Historically, this was the predominant upland habitat on the refuge, comprising approximately 95% of those acres. By the time the refuge was established, only 4.3% of the upland acres were still considered oak savanna. Thousands of acres had been lost to agriculture, timber cutting, homesteading and fire suppression. The refuge's ultimate goal is to return these areas to "pre-settlement" state as much as we can, with a focus on restoring oak savanna.

Restoring oak savanna is a complex and extensive undertaking that requires the use of many management tools. Oak savanna is a plant community created and maintained by wildfires and grazing by large herbivores, such as bison or elk. Today the refuge uses prescribed fire and conservation grazing to help mimic those natural disturbances. Burning and grazing encourage the growth of native wildflowers and grasses, while reducing competition from non-native grasses and encroaching woody vegetation. Additionally, prescribed fire opens up the canopy in heavily wooded areas to recreate oak savanna. Thousands of acres of native grass and wildflower seedings have been conducted on old agricultural fields and removed conifer plantations and in the understory of restored oak savanna. As well, the mechanical removal of trees has reopened the canopy in savannas that had transitioned into oak forests.

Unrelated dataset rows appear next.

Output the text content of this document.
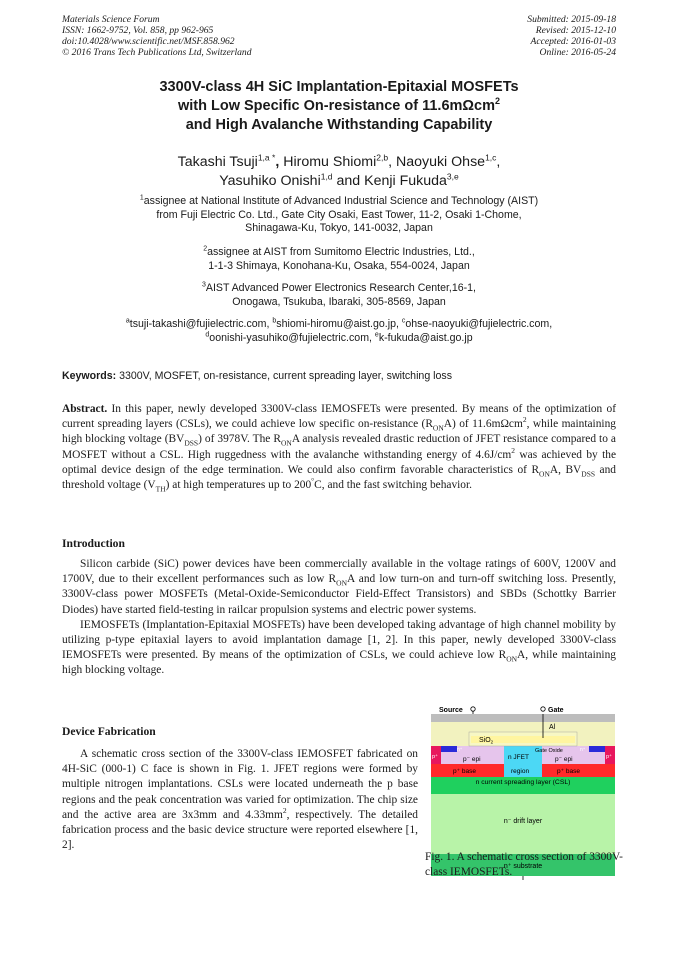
Materials Science Forum
ISSN: 1662-9752, Vol. 858, pp 962-965
doi:10.4028/www.scientific.net/MSF.858.962
© 2016 Trans Tech Publications Ltd, Switzerland
Submitted: 2015-09-18
Revised: 2015-12-10
Accepted: 2016-01-03
Online: 2016-05-24
3300V-class 4H SiC Implantation-Epitaxial MOSFETs
with Low Specific On-resistance of 11.6mΩcm$^2$
and High Avalanche Withstanding Capability
Takashi Tsuji$^{1,a *}$, Hiromu Shiomi$^{2,b}$, Naoyuki Ohse$^{1,c}$,
Yasuhiko Onishi$^{1,d}$ and Kenji Fukuda$^{3,e}$
$^1$assignee at National Institute of Advanced Industrial Science and Technology (AIST)
from Fuji Electric Co. Ltd., Gate City Osaki, East Tower, 11-2, Osaki 1-Chome,
Shinagawa-Ku, Tokyo, 141-0032, Japan
$^2$assignee at AIST from Sumitomo Electric Industries, Ltd.,
1-1-3 Shimaya, Konohana-Ku, Osaka, 554-0024, Japan
$^3$AIST Advanced Power Electronics Research Center,16-1,
Onogawa, Tsukuba, Ibaraki, 305-8569, Japan
$^a$tsuji-takashi@fujielectric.com, $^b$shiomi-hiromu@aist.go.jp, $^c$ohse-naoyuki@fujielectric.com,
$^d$oonishi-yasuhiko@fujielectric.com, $^e$k-fukuda@aist.go.jp
Keywords: 3300V, MOSFET, on-resistance, current spreading layer, switching loss
Abstract. In this paper, newly developed 3300V-class IEMOSFETs were presented. By means of the optimization of current spreading layers (CSLs), we could achieve low specific on-resistance $(R_{ON}A)$ of 11.6mΩcm$^2$, while maintaining high blocking voltage $(BV_{DSS})$ of 3978V. The $R_{ON}A$ analysis revealed drastic reduction of JFET resistance compared to a MOSFET without a CSL. High ruggedness with the avalanche withstanding energy of $4.6J/cm^2$ was achieved by the optimal device design of the edge termination. We could also confirm favorable characteristics of $R_{ON}A$, $BV_{DSS}$ and threshold voltage $(V_{TH})$ at high temperatures up to 200°C, and the fast switching behavior.
Introduction

Silicon carbide (SiC) power devices have been commercially available in the voltage ratings of 600V, 1200V and 1700V, due to their excellent performances such as low $R_{ON}A$ and low turn-on and turn-off switching loss. Presently, 3300V-class power MOSFETs (Metal-Oxide-Semiconductor Field-Effect Transistors) and SBDs (Schottky Barrier Diodes) have started field-testing in railcar propulsion systems and electric power systems.

IEMOSFETs (Implantation-Epitaxial MOSFETs) have been developed taking advantage of high channel mobility by utilizing p-type epitaxial layers to avoid implantation damage [1, 2]. In this paper, newly developed 3300V-class IEMOSFETs were presented. By means of the optimization of CSLs, we could achieve low $R_{ON}A$, while maintaining high blocking voltage.

Device Fabrication

A schematic cross section of the 3300V-class IEMOSFET fabricated on 4H-SiC (000-1) C face is shown in Fig. 1. JFET regions were formed by multiple nitrogen implantations. CSLs were located underneath the p base regions and the peak concentration was varied for optimization. The chip size and the active area are 3x3mm and $4.33mm^2$, respectively. The detailed fabrication process and the basic device structure were reported elsewhere [1, 2].

Source	Gate
Al
SiO$_2$
Gate Oxide
n⁺	n⁺
p⁺	p⁺
p⁻ epi	p⁻ epi
n JFET
region
p⁺ base	p⁺ base
n current spreading layer (CSL)
n⁻ drift layer
n⁺ substrate
Fig. 1. A schematic cross section of 3300V-class IEMOSFETs.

To date, a few thousand acres of oak savanna have been restored at Sherburne. The restoration and management of this important habitat is ongoing.


When the refuge was established, the area was heavily ditched and 130 wetland basins had been drained, with many more affected to some extent. The creation of an impoundment system has enabled the current relative cover of wetland acres to regain close to what it was prior to European settlement.

On the refuge, restored wetlands, commonly referred to as impoundments or pools, as well as natural lakes and wetlands provide homes for many species of wildlife including waterfowl, wading birds, shorebirds, mammals, frogs, turtles and salamanders. Wetlands are scattered throughout the other two refuge habitats, oak savanna and big woods, in their low lying areas. Sherburne has 22 restored wetlands where the water level can be manipulated using water control structures. Not all of the impoundments are kept at the same depth; water management by controlled fluctuations creates a variety of habitats to provide for a diversity of wildlife requirements. 

Big Woods

Sometimes referred to as a maple-basswood forest, it is dominated by these two tree species and is present near the refuge's northern boundary. The understory is comprised of shade tolerant herbaceous (leafy) plants, a sparse shrub layer and a subcanopy of iron woods and sugar maple. Other species present include red oak, green ash and elm.

It is home to animals including deer, black bears, squirrels and many songbirds. This unique plant community is managed by excluding prescribed fire to preserve native trees and retain downed timber and snags. These standing dead trees and downed logs are used by wildlife for roosting, loafing, nesting, hunting, feeding and food storage.

Trapping Occurs on this Refuge

Trapping is a wildlife management tool used on some national wildlife refuges. Trapping may be used to protect endangered and threatened species or migratory birds or to control certain wildlife populations. The U.S. Fish and Wildlife Service also views trapping as a legitimate recreational and economic activity when there are harvestable surpluses of fur-bearing mammals. Outside of Alaska, refuges that permit trapping as a recreational activity may require trappers to obtain a refuge special use permit. Signs are posted on refuges where trapping occurs. Contact the refuge manager for specific regulations. For more information: FWS Trapping.

Sherburne National Wildlife Refuge occasionally traps near water control structures for management purposes.